Abstract
This chapter addresses object measurements from 2D microscopy images. Object measurements (called image features) vary in terms of theoretical formulas for the same image feature, the physical units used to represent pixel-based measurements, the definitions of objects in images (called regions of interest or ROIs), algorithmic implementations, the number of exposed parameters to a user, and programming languages. Our motivation is to introduce readers to image-based object measurements and to quantify numerical variability of (a) image features and (b) feature-based classification outcomes. The variability is evaluated across widely-used image feature extraction libraries to highlight the sources of variability when deriving image-based scientific conclusions. By characterizing these feature variations across Python scikit-image, CellProfiler, MaZda, ImageJ, and in-house Java libraries, we concluded 15.6% of 32 intensity features, 47.9% of 71 shape features, and 88.2% of 68 textural features differ in values. While intensity feature variations had no impact on classification outcomes, shape and textural feature variations had a negative impact on classification outcomes in 52.9% and 97.1% of all single feature based classifications respectively.
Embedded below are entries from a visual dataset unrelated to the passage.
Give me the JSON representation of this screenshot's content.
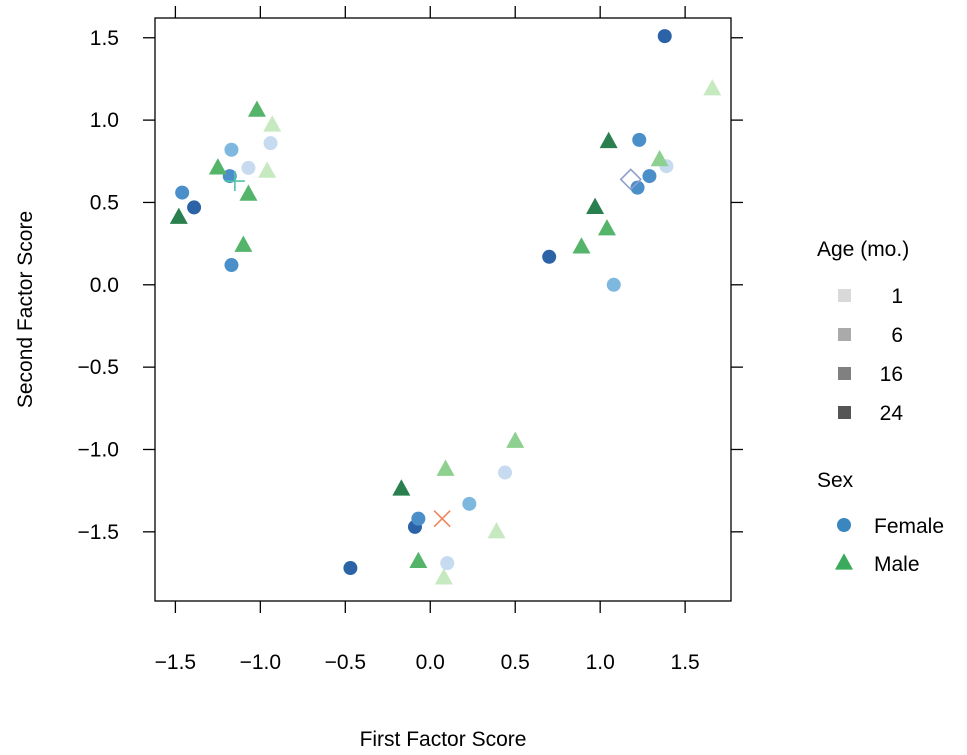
{
  "chart_data": {
    "type": "scatter",
    "xlabel": "First Factor Score",
    "ylabel": "Second Factor Score",
    "xlim": [
      -1.62,
      1.77
    ],
    "ylim": [
      -1.92,
      1.62
    ],
    "xticks": [
      -1.5,
      -1.0,
      -0.5,
      0.0,
      0.5,
      1.0,
      1.5
    ],
    "xtick_labels": [
      "−1.5",
      "−1.0",
      "−0.5",
      "0.0",
      "0.5",
      "1.0",
      "1.5"
    ],
    "yticks": [
      -1.5,
      -1.0,
      -0.5,
      0.0,
      0.5,
      1.0,
      1.5
    ],
    "ytick_labels": [
      "−1.5",
      "−1.0",
      "−0.5",
      "0.0",
      "0.5",
      "1.0",
      "1.5"
    ],
    "grid": false,
    "legend": {
      "placement": "right",
      "age_title": "Age (mo.)",
      "age_levels": [
        {
          "label": "1",
          "color": "#d9d9d9"
        },
        {
          "label": "6",
          "color": "#aaaaaa"
        },
        {
          "label": "16",
          "color": "#808080"
        },
        {
          "label": "24",
          "color": "#555555"
        }
      ],
      "sex_title": "Sex",
      "sex_levels": [
        {
          "label": "Female",
          "shape": "circle",
          "color": "#3a87c0"
        },
        {
          "label": "Male",
          "shape": "triangle",
          "color": "#3aaa5c"
        }
      ]
    },
    "palette": {
      "Female": {
        "1": "#c6dbef",
        "6": "#7fb8df",
        "16": "#4a8fca",
        "24": "#2c63a6"
      },
      "Male": {
        "1": "#c7e9c0",
        "6": "#8ed08f",
        "16": "#54b56a",
        "24": "#2a7f4f"
      }
    },
    "points": [
      {
        "x": -1.46,
        "y": 0.56,
        "sex": "Female",
        "age": "16"
      },
      {
        "x": -1.39,
        "y": 0.47,
        "sex": "Female",
        "age": "24"
      },
      {
        "x": -1.17,
        "y": 0.82,
        "sex": "Female",
        "age": "6"
      },
      {
        "x": -1.18,
        "y": 0.66,
        "sex": "Female",
        "age": "16"
      },
      {
        "x": -1.07,
        "y": 0.71,
        "sex": "Female",
        "age": "1"
      },
      {
        "x": -0.94,
        "y": 0.86,
        "sex": "Female",
        "age": "1"
      },
      {
        "x": -1.17,
        "y": 0.12,
        "sex": "Female",
        "age": "16"
      },
      {
        "x": -1.48,
        "y": 0.41,
        "sex": "Male",
        "age": "24"
      },
      {
        "x": -1.25,
        "y": 0.71,
        "sex": "Male",
        "age": "16"
      },
      {
        "x": -1.02,
        "y": 1.06,
        "sex": "Male",
        "age": "16"
      },
      {
        "x": -0.93,
        "y": 0.97,
        "sex": "Male",
        "age": "1"
      },
      {
        "x": -0.96,
        "y": 0.69,
        "sex": "Male",
        "age": "1"
      },
      {
        "x": -1.07,
        "y": 0.55,
        "sex": "Male",
        "age": "16"
      },
      {
        "x": -1.1,
        "y": 0.24,
        "sex": "Male",
        "age": "16"
      },
      {
        "x": 1.38,
        "y": 1.51,
        "sex": "Female",
        "age": "24"
      },
      {
        "x": 1.23,
        "y": 0.88,
        "sex": "Female",
        "age": "16"
      },
      {
        "x": 1.29,
        "y": 0.66,
        "sex": "Female",
        "age": "16"
      },
      {
        "x": 1.39,
        "y": 0.72,
        "sex": "Female",
        "age": "1"
      },
      {
        "x": 1.22,
        "y": 0.59,
        "sex": "Female",
        "age": "16"
      },
      {
        "x": 0.7,
        "y": 0.17,
        "sex": "Female",
        "age": "24"
      },
      {
        "x": 1.08,
        "y": 0.0,
        "sex": "Female",
        "age": "6"
      },
      {
        "x": 1.66,
        "y": 1.19,
        "sex": "Male",
        "age": "1"
      },
      {
        "x": 1.05,
        "y": 0.87,
        "sex": "Male",
        "age": "24"
      },
      {
        "x": 1.35,
        "y": 0.76,
        "sex": "Male",
        "age": "6"
      },
      {
        "x": 0.97,
        "y": 0.47,
        "sex": "Male",
        "age": "24"
      },
      {
        "x": 1.04,
        "y": 0.34,
        "sex": "Male",
        "age": "16"
      },
      {
        "x": 0.89,
        "y": 0.23,
        "sex": "Male",
        "age": "16"
      },
      {
        "x": -0.47,
        "y": -1.72,
        "sex": "Female",
        "age": "24"
      },
      {
        "x": -0.09,
        "y": -1.47,
        "sex": "Female",
        "age": "24"
      },
      {
        "x": -0.07,
        "y": -1.42,
        "sex": "Female",
        "age": "16"
      },
      {
        "x": 0.1,
        "y": -1.69,
        "sex": "Female",
        "age": "1"
      },
      {
        "x": 0.23,
        "y": -1.33,
        "sex": "Female",
        "age": "6"
      },
      {
        "x": 0.44,
        "y": -1.14,
        "sex": "Female",
        "age": "1"
      },
      {
        "x": -0.17,
        "y": -1.24,
        "sex": "Male",
        "age": "24"
      },
      {
        "x": 0.09,
        "y": -1.12,
        "sex": "Male",
        "age": "6"
      },
      {
        "x": 0.5,
        "y": -0.95,
        "sex": "Male",
        "age": "6"
      },
      {
        "x": -0.07,
        "y": -1.68,
        "sex": "Male",
        "age": "16"
      },
      {
        "x": 0.08,
        "y": -1.78,
        "sex": "Male",
        "age": "1"
      },
      {
        "x": 0.39,
        "y": -1.5,
        "sex": "Male",
        "age": "1"
      }
    ],
    "centroids": [
      {
        "x": -1.15,
        "y": 0.63,
        "marker": "plus",
        "color": "#4fc4a8"
      },
      {
        "x": 1.18,
        "y": 0.64,
        "marker": "diamond",
        "color": "#8fa0cc"
      },
      {
        "x": 0.07,
        "y": -1.42,
        "marker": "cross",
        "color": "#f0845c"
      }
    ]
  }
}
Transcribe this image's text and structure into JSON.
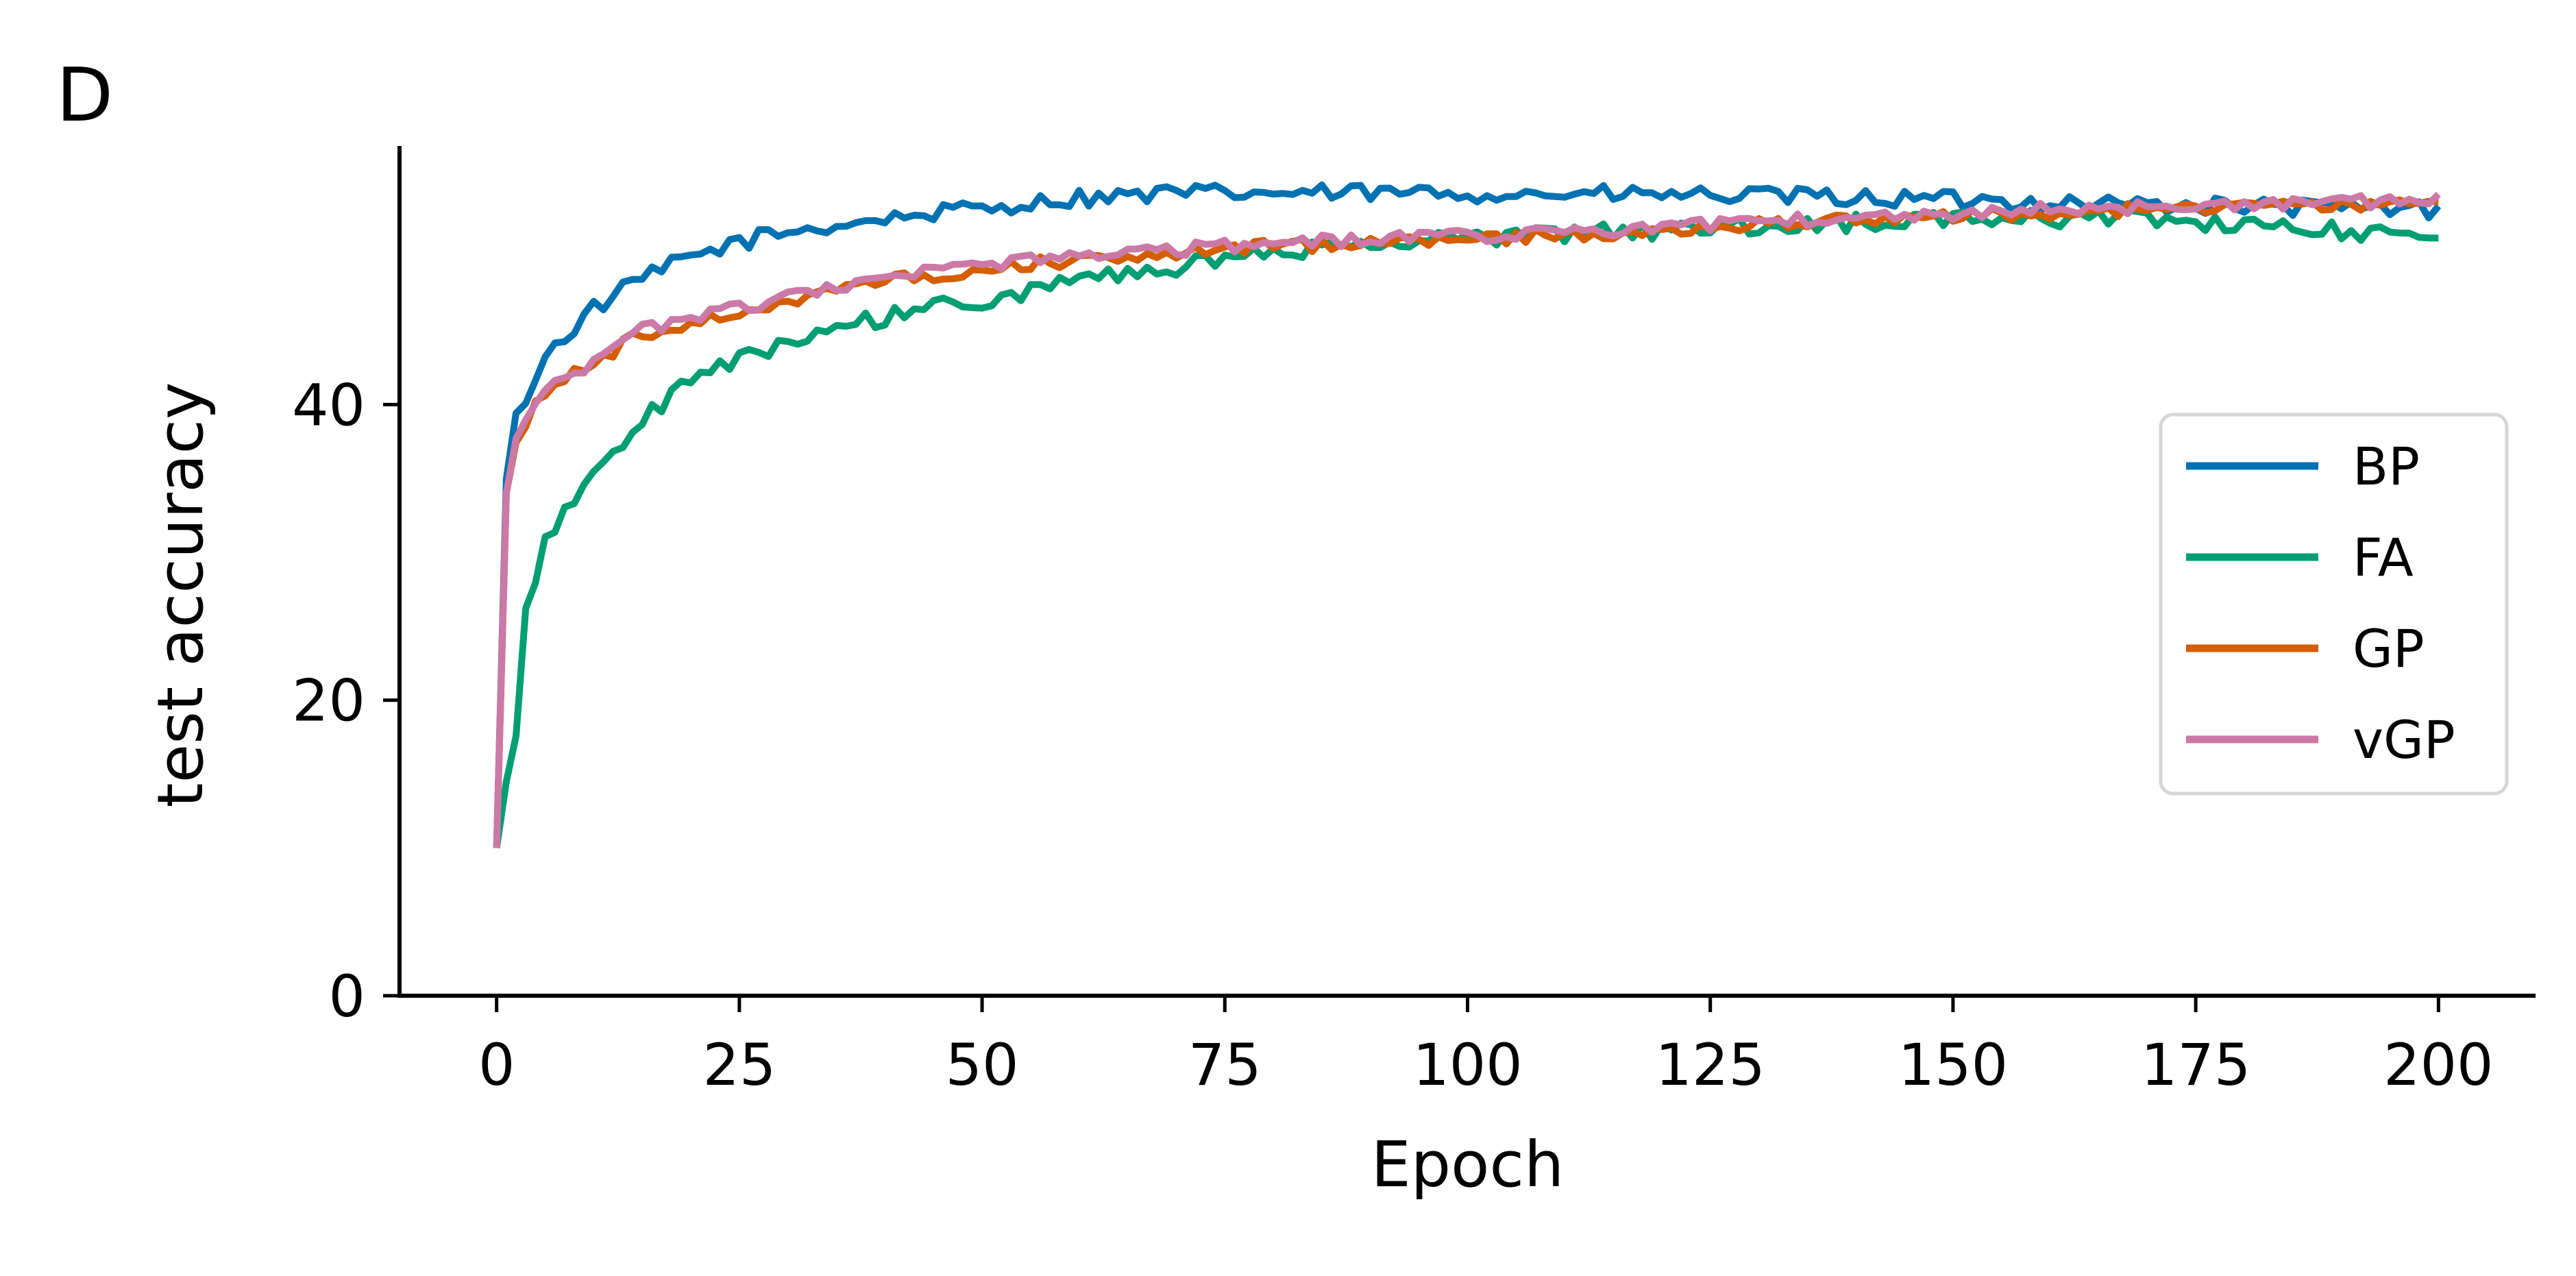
{
  "panel_label": "D",
  "chart_data": {
    "type": "line",
    "title": "",
    "xlabel": "Epoch",
    "ylabel": "test accuracy",
    "xlim": [
      -10,
      210
    ],
    "ylim": [
      0,
      57.5
    ],
    "xticks": [
      0,
      25,
      50,
      75,
      100,
      125,
      150,
      175,
      200
    ],
    "yticks": [
      0,
      20,
      40
    ],
    "grid": false,
    "legend_position": "center-right",
    "x": {
      "start": 0,
      "end": 200,
      "step": 1
    },
    "series": [
      {
        "name": "BP",
        "color": "#0072B2",
        "anchors": [
          [
            0,
            10
          ],
          [
            1,
            35
          ],
          [
            2,
            39
          ],
          [
            4,
            42
          ],
          [
            6,
            44
          ],
          [
            10,
            46.5
          ],
          [
            15,
            48.5
          ],
          [
            20,
            50
          ],
          [
            25,
            51
          ],
          [
            30,
            51.7
          ],
          [
            40,
            52.6
          ],
          [
            50,
            53.3
          ],
          [
            60,
            54
          ],
          [
            70,
            54.3
          ],
          [
            80,
            54.3
          ],
          [
            100,
            54.3
          ],
          [
            120,
            54.2
          ],
          [
            140,
            54
          ],
          [
            160,
            53.7
          ],
          [
            180,
            53.4
          ],
          [
            200,
            53.2
          ]
        ],
        "noise": 0.6
      },
      {
        "name": "FA",
        "color": "#009E73",
        "anchors": [
          [
            0,
            10
          ],
          [
            1,
            14.5
          ],
          [
            2,
            18
          ],
          [
            3,
            26
          ],
          [
            4,
            27.5
          ],
          [
            5,
            31
          ],
          [
            8,
            33.5
          ],
          [
            10,
            35.5
          ],
          [
            15,
            39
          ],
          [
            20,
            41.5
          ],
          [
            25,
            43
          ],
          [
            30,
            44.4
          ],
          [
            40,
            45.9
          ],
          [
            50,
            47.1
          ],
          [
            60,
            48.3
          ],
          [
            70,
            49.3
          ],
          [
            80,
            50.2
          ],
          [
            90,
            50.9
          ],
          [
            100,
            51.3
          ],
          [
            120,
            51.8
          ],
          [
            140,
            52.3
          ],
          [
            160,
            52.6
          ],
          [
            170,
            52.6
          ],
          [
            180,
            52
          ],
          [
            200,
            51.5
          ]
        ],
        "noise": 0.6
      },
      {
        "name": "GP",
        "color": "#D55E00",
        "anchors": [
          [
            0,
            10
          ],
          [
            1,
            34
          ],
          [
            2,
            37.5
          ],
          [
            4,
            40
          ],
          [
            6,
            41.5
          ],
          [
            10,
            42.8
          ],
          [
            15,
            44.8
          ],
          [
            20,
            45.5
          ],
          [
            30,
            47
          ],
          [
            40,
            48.3
          ],
          [
            50,
            49.2
          ],
          [
            60,
            49.8
          ],
          [
            70,
            50.3
          ],
          [
            80,
            50.7
          ],
          [
            100,
            51.2
          ],
          [
            120,
            51.8
          ],
          [
            140,
            52.5
          ],
          [
            160,
            53
          ],
          [
            180,
            53.4
          ],
          [
            200,
            53.6
          ]
        ],
        "noise": 0.45
      },
      {
        "name": "vGP",
        "color": "#CC79A7",
        "anchors": [
          [
            0,
            10
          ],
          [
            1,
            34
          ],
          [
            2,
            37.5
          ],
          [
            4,
            40
          ],
          [
            6,
            41.5
          ],
          [
            10,
            42.8
          ],
          [
            15,
            45
          ],
          [
            20,
            45.8
          ],
          [
            30,
            47.2
          ],
          [
            40,
            48.5
          ],
          [
            50,
            49.4
          ],
          [
            60,
            50
          ],
          [
            70,
            50.5
          ],
          [
            80,
            50.9
          ],
          [
            100,
            51.4
          ],
          [
            120,
            52
          ],
          [
            140,
            52.7
          ],
          [
            160,
            53.2
          ],
          [
            180,
            53.6
          ],
          [
            200,
            53.8
          ]
        ],
        "noise": 0.45
      }
    ]
  }
}
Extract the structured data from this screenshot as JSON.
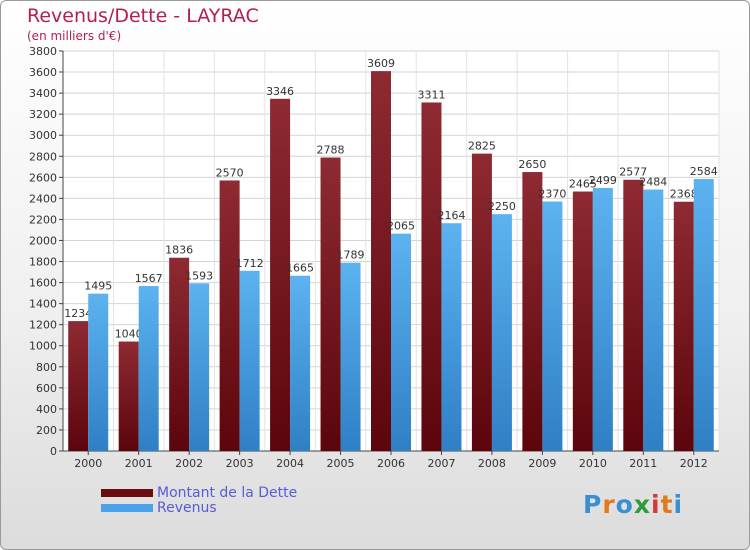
{
  "title": "Revenus/Dette - LAYRAC",
  "subtitle": "(en milliers d'€)",
  "logo": {
    "text": "Proxiti",
    "colors": [
      "#3a8fd1",
      "#e07a1c",
      "#3a8fd1",
      "#2e9c3c",
      "#d23a3a",
      "#e07a1c",
      "#3a8fd1"
    ]
  },
  "legend": {
    "items": [
      {
        "label": "Montant de la Dette",
        "color": "#6b0b12"
      },
      {
        "label": "Revenus",
        "color": "#4aa3e8"
      }
    ]
  },
  "chart_data": {
    "type": "bar",
    "categories": [
      "2000",
      "2001",
      "2002",
      "2003",
      "2004",
      "2005",
      "2006",
      "2007",
      "2008",
      "2009",
      "2010",
      "2011",
      "2012"
    ],
    "series": [
      {
        "name": "Montant de la Dette",
        "color": "#6b0b12",
        "values": [
          1234,
          1040,
          1836,
          2570,
          3346,
          2788,
          3609,
          3311,
          2825,
          2650,
          2465,
          2577,
          2368
        ]
      },
      {
        "name": "Revenus",
        "color": "#4aa3e8",
        "values": [
          1495,
          1567,
          1593,
          1712,
          1665,
          1789,
          2065,
          2164,
          2250,
          2370,
          2499,
          2484,
          2584
        ]
      }
    ],
    "ylim": [
      0,
      3800
    ],
    "ytick_step": 200,
    "yticks": [
      "0",
      "200",
      "400",
      "600",
      "800",
      "1000",
      "1200",
      "1400",
      "1600",
      "1800",
      "2000",
      "2200",
      "2400",
      "2600",
      "2800",
      "3000",
      "3200",
      "3400",
      "3600",
      "3800"
    ],
    "data_labels": [
      [
        "1234",
        "1040",
        "1836",
        "2570",
        "3346",
        "2788",
        "3609",
        "3311",
        "2825",
        "2650",
        "2465",
        "2577",
        "2368"
      ],
      [
        "1495",
        "1567",
        "1593",
        "1712",
        "1665",
        "1789",
        "2065",
        "2164",
        "2250",
        "2370",
        "2499",
        "2484",
        "2584"
      ]
    ],
    "grid": true,
    "legend_position": "bottom-left"
  }
}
All numerical results are available on-line at
https://isg.nist.gov/deepzoomweb/resources/featureVariability/index.html via interactive interfaces that enable traceability to image objects. A reader can perform similar studies with his/her data using a web image processing pipeline (WIPP) system developed for this study and available at
https://isg.nist.gov/deepzoomweb/software/wipp. The reported numbers suggest that any published microscopy research should come with detailed provenance information about the image feature extraction libraries to deliver reproducible scientific work.